Ironically, the scripture that my pastor quoted to me at my lowest point, is one I remember quite often (although I use quite a bit more context with it). When you see this world, and our situation in it from the perspective that God wants to use us as we are, it makes you understand that every interaction with someone is a chance to show them that the joy that you have is real. Not to "fake it" in front of them, but to show them that being in a wheelchair with half your body's muscles in constant spasm doesn't mean you can't laugh, make them laugh and enjoy (rejoice in) what God has given, and done for, you.

When you see me happy, fun and with a positive attitude, never forget that we all have times where we break down, cry, and get angry. We live in a broken world, and we're all broken inside of it. I am certainly not an exception. I still have my moments of anger and sadness. Moments where I mourn who I used to be and get frustrated at my limitations now.

So, to answer the question of "How do I stay so happy and positive," I risk repeating the mistake that my pastor made decades ago. I want to quote another Bible verse. James 1:2-4:

"Consider it pure joy, my brothers and sisters, whenever you face trials of many kinds, because you know that the testing of your faith produces perseverance. Let perseverance finish its work so that you may be mature and complete, not lacking anything."

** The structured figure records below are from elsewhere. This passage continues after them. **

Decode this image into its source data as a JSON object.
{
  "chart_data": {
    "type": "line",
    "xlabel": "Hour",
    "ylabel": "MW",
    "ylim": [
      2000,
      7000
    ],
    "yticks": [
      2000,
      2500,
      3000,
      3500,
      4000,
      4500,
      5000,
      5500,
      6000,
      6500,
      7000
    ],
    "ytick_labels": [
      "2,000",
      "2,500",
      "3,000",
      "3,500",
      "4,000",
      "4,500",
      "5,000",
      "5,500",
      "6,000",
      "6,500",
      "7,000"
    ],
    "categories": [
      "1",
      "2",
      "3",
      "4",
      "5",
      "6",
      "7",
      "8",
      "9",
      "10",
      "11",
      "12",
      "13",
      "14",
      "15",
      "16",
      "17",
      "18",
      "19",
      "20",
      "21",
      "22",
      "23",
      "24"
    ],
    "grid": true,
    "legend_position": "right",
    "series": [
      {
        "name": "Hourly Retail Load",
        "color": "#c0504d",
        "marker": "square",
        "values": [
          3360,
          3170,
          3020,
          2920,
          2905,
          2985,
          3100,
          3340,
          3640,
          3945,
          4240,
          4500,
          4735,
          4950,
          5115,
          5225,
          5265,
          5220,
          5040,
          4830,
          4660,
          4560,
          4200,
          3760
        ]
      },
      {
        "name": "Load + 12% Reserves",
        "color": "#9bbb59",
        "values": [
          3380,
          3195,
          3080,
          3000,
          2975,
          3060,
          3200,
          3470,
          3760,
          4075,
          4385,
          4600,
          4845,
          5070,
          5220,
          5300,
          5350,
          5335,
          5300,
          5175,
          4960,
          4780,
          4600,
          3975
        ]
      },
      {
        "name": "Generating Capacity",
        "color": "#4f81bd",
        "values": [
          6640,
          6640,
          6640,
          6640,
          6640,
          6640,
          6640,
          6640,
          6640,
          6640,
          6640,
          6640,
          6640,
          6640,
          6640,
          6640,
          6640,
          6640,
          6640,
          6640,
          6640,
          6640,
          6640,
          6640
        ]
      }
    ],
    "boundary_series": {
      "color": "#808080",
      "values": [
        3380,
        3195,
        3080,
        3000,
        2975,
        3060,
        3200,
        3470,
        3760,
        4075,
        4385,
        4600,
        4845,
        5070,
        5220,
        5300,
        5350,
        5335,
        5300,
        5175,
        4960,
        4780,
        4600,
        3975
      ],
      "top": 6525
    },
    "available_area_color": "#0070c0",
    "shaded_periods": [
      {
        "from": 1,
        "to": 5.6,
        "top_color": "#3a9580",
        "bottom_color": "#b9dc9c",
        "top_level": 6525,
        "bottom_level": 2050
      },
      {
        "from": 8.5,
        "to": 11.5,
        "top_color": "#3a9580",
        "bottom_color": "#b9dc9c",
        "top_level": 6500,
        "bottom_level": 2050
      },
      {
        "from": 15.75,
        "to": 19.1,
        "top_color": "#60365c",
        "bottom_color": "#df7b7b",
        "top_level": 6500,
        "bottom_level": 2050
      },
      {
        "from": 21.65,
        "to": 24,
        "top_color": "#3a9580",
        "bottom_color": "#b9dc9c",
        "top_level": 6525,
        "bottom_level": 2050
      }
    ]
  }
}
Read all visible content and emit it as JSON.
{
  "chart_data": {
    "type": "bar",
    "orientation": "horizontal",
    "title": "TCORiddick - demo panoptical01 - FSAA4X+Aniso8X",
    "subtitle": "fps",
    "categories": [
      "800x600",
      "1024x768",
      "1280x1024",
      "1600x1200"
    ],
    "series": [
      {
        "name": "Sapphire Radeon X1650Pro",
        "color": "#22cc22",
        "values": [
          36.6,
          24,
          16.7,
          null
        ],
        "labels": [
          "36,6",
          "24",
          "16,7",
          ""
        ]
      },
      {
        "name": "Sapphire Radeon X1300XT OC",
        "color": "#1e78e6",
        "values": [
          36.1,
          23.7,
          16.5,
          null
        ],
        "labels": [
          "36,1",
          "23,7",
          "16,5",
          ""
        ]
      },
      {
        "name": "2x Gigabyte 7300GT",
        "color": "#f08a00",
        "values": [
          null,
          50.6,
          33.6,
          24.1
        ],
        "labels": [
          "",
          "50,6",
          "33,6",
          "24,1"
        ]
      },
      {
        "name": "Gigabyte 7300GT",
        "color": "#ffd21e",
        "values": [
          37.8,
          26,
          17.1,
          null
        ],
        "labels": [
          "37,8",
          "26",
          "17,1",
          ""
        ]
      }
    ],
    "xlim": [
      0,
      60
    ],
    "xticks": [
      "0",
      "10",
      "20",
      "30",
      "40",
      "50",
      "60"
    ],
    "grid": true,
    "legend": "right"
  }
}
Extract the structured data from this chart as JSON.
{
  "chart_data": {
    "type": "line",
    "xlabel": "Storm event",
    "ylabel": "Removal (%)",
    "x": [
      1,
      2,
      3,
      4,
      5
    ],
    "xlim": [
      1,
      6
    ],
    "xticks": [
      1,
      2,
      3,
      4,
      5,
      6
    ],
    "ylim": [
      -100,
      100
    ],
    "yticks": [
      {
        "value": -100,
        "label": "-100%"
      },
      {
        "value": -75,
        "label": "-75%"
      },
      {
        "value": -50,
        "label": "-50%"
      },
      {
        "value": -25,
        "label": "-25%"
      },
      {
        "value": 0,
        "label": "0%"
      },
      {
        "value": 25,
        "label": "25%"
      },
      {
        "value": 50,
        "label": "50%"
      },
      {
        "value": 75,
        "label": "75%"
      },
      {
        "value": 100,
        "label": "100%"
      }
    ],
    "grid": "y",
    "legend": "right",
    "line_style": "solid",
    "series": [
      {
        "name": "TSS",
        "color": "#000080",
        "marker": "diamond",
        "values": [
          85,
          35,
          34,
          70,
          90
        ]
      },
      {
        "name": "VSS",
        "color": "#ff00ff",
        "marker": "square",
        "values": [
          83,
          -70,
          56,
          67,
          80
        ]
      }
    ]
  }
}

Yes, M.S. (or any horrible situation) is terrible to live with. Yes, I've begged God to take it away from me. But he has used the disease to mold me into a far better man than the self-reliant, do-it-on-my-own, 27-year-old Brian could have ever been. He's still using it to work on me.

I'm going to give the ultimate spoiler alert here. In the end, Jesus wins. In the end, whatever I am dealing with here is only temporary (Romans 8:18). What I can do, is to use what I am capable of now (and what I'm not) to try to love God and love others.

So, while I don't "rejoice" or "consider it pure joy" every one of the 100's of times a day I have to deal with my M.S., I do try to see every struggle as a way that God is changing me. I try to "rejoice" and thank Him for the people he has put in my life to help me. I would never have met many of them if I didn't have this disease. My life is vastly better because of them.

I try to find "joy" that my inability to do many activities gives me extra time at home with Erica to enjoy our patio, a cigar, and a bourbon. To play video games with my sons. To just be there and available.

I try to "not be anxious about anything." (I struggle with this one.) At 48 years old, I should be in the prime of my career. However, instead of my career going in the direction that I thought I wanted, I have been "forced" to rely on an amazing team of agents that have made our company better and more fulfilling than if I had gone it alone.

I try to thank God for the things that I hate and that constantly remind me that I will never walk again on this earth: The electric wheelchairs that makes my life functional. The MRI's, medications, and injections that I am forced to take every day just to stay mobile.

Finally, my disease helps me remember that every single person is struggling with something. They just don't have a wheelchair to draw attention to it.

So, if you're struggling with something, I probably can't help. But we can sit on the porch, have a drink, and laugh (and cry) together.

The simple answer to the question "why am I usually happy," is because I try to always remember two things: 1.) I try to rejoice in what He has given me and 2.) Most importantly, to remember that in the end, Jesus wins.

If you don't know that, then you can give me a call as well.